How to use ncu command to profile average time/usage/etc for a kernel repeating 10 times?

475 Views Asked by At

For example, I have a test program for 5 kernels:

int main()
{
    for (int i = 0; i < 10; i++){
        kernel_1<<<...>>>(...); // warm up
    }
    for (int i = 0; i < 10; i++){
        kernel_1<<<...>>>(...); // to be measured
    }
    ...
    for (int i = 0; i < 10; i++){
        kernel_5<<<...>>>(...); // warm up
    }
    for (int i = 0; i < 10; i++){
        kernel_5<<<...>>>(...); // to be measured
    }
    return 0;
}

Each kernel will run 20 times, but only the last 10 times need to be measured. And I need the average time/usage/statistics for the 10 times. How to do it gracefully using ncu command line? Should I use cudaProfilerStart() / End() to assist?

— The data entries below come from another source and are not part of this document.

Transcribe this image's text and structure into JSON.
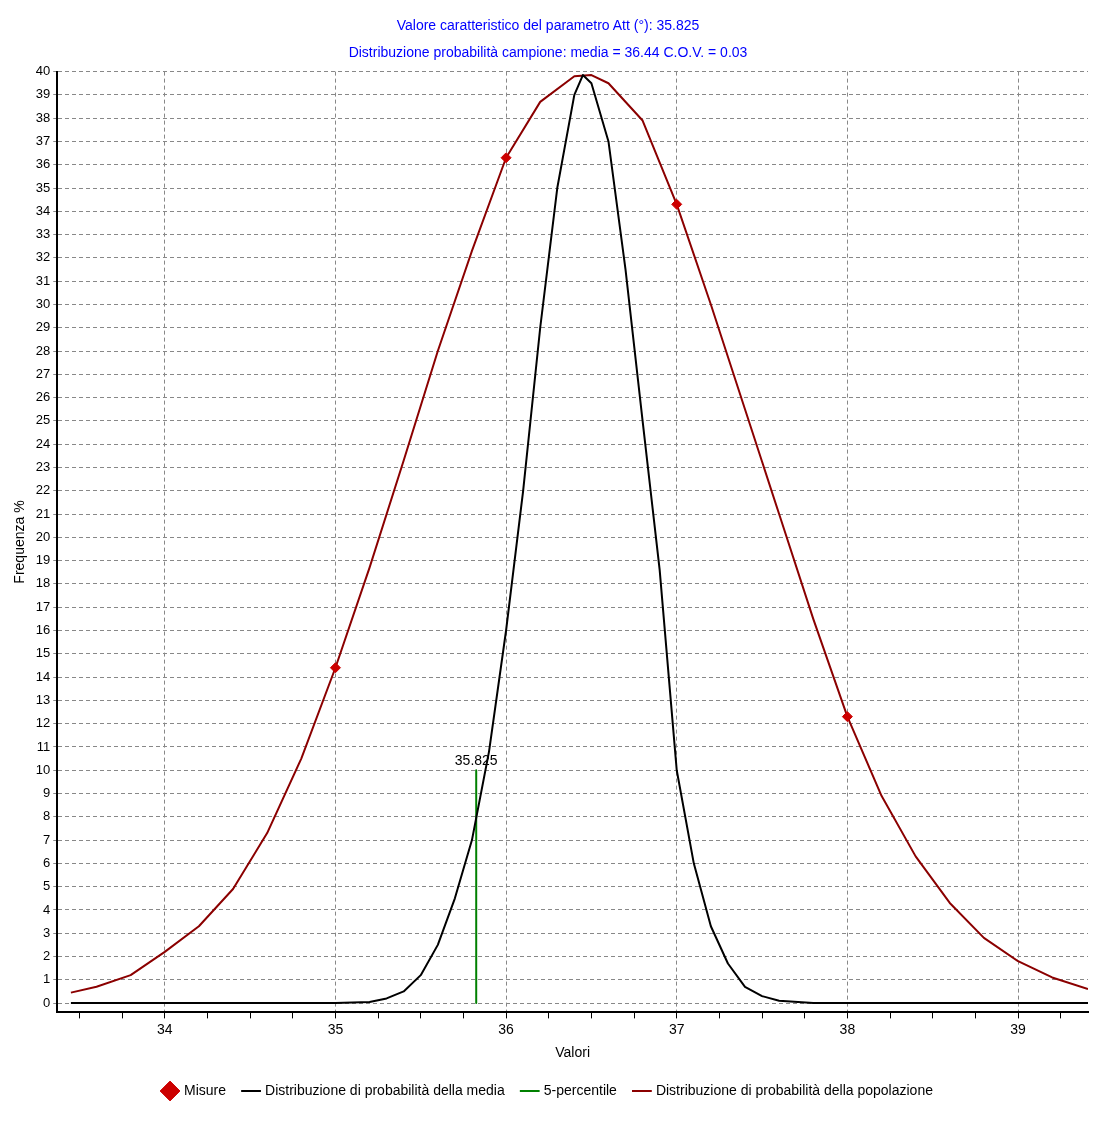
{
  "chart_data": {
    "type": "line",
    "title": "Valore caratteristico del parametro Att (°): 35.825",
    "subtitle": "Distribuzione probabilità campione: media = 36.44 C.O.V. = 0.03",
    "xlabel": "Valori",
    "ylabel": "Frequenza %",
    "xlim": [
      33.37,
      39.41
    ],
    "xticks": [
      {
        "value": 33.5,
        "label": null
      },
      {
        "value": 33.75,
        "label": null
      },
      34,
      {
        "value": 34.25,
        "label": null
      },
      {
        "value": 34.5,
        "label": null
      },
      {
        "value": 34.75,
        "label": null
      },
      35,
      {
        "value": 35.25,
        "label": null
      },
      {
        "value": 35.5,
        "label": null
      },
      {
        "value": 35.75,
        "label": null
      },
      36,
      {
        "value": 36.25,
        "label": null
      },
      {
        "value": 36.5,
        "label": null
      },
      {
        "value": 36.75,
        "label": null
      },
      37,
      {
        "value": 37.25,
        "label": null
      },
      {
        "value": 37.5,
        "label": null
      },
      {
        "value": 37.75,
        "label": null
      },
      38,
      {
        "value": 38.25,
        "label": null
      },
      {
        "value": 38.5,
        "label": null
      },
      {
        "value": 38.75,
        "label": null
      },
      39,
      {
        "value": 39.25,
        "label": null
      }
    ],
    "ylim": [
      -0.4,
      40
    ],
    "yticks": [
      0,
      1,
      2,
      3,
      4,
      5,
      6,
      7,
      8,
      9,
      10,
      11,
      12,
      13,
      14,
      15,
      16,
      17,
      18,
      19,
      20,
      21,
      22,
      23,
      24,
      25,
      26,
      27,
      28,
      29,
      30,
      31,
      32,
      33,
      34,
      35,
      36,
      37,
      38,
      39,
      40
    ],
    "grid": true,
    "legend": "bottom",
    "line_style": "solid",
    "series": [
      {
        "name": "Misure",
        "type": "scatter",
        "marker": "diamond",
        "color": "#cc0000",
        "x": [
          35,
          36,
          37,
          38
        ],
        "values": [
          14.4,
          36.3,
          34.3,
          12.3
        ]
      },
      {
        "name": "Distribuzione di probabilità della media",
        "color": "#000000",
        "x": [
          33.45,
          35.0,
          35.2,
          35.3,
          35.4,
          35.5,
          35.6,
          35.7,
          35.8,
          35.9,
          36.0,
          36.1,
          36.2,
          36.3,
          36.4,
          36.45,
          36.5,
          36.6,
          36.7,
          36.8,
          36.9,
          37.0,
          37.1,
          37.2,
          37.3,
          37.4,
          37.5,
          37.6,
          37.8,
          39.41
        ],
        "values": [
          0,
          0,
          0.05,
          0.2,
          0.5,
          1.2,
          2.5,
          4.5,
          7,
          10.8,
          16,
          22,
          29,
          35,
          39,
          39.85,
          39.5,
          37,
          31.5,
          25,
          18.6,
          10,
          6,
          3.3,
          1.7,
          0.7,
          0.3,
          0.1,
          0,
          0
        ]
      },
      {
        "name": "5-percentile",
        "color": "#008000",
        "x": [
          35.825,
          35.825
        ],
        "values": [
          10,
          0
        ]
      },
      {
        "name": "Distribuzione di probabilità della popolazione",
        "color": "#8b0000",
        "x": [
          33.45,
          33.6,
          33.8,
          34,
          34.2,
          34.4,
          34.6,
          34.8,
          35,
          35.2,
          35.4,
          35.6,
          35.8,
          36,
          36.2,
          36.4,
          36.5,
          36.6,
          36.8,
          37,
          37.2,
          37.4,
          37.6,
          37.8,
          38,
          38.2,
          38.4,
          38.6,
          38.8,
          39,
          39.2,
          39.41
        ],
        "values": [
          0.45,
          0.7,
          1.2,
          2.2,
          3.3,
          4.9,
          7.3,
          10.5,
          14.4,
          18.7,
          23.3,
          28,
          32.3,
          36.3,
          38.7,
          39.8,
          39.85,
          39.5,
          37.9,
          34.3,
          30,
          25.5,
          21,
          16.5,
          12.3,
          8.9,
          6.3,
          4.3,
          2.8,
          1.8,
          1.1,
          0.6
        ]
      }
    ],
    "annotations": [
      {
        "text": "35.825",
        "x": 35.825,
        "y": 10
      }
    ]
  }
}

I want the result to be written into an Excel file. I am a beginner, thank you for help.

1

There are 1 best solutions below

0
Anis Ladram On

You could achieve this using multiple Nsight Compute runs:

  1. Profile kernel_1 but skip first 10 launches: ncu -s 10 -k kernel_1 ...
  2. Profile kernel_2 but skip first 10 launches: ncu -s 10 -k kernel_2 ...

et cætera. Option -s N allows you to skip the first N kernel launches, while taking in account the kernel name filter passed using option -k <kernel-name>.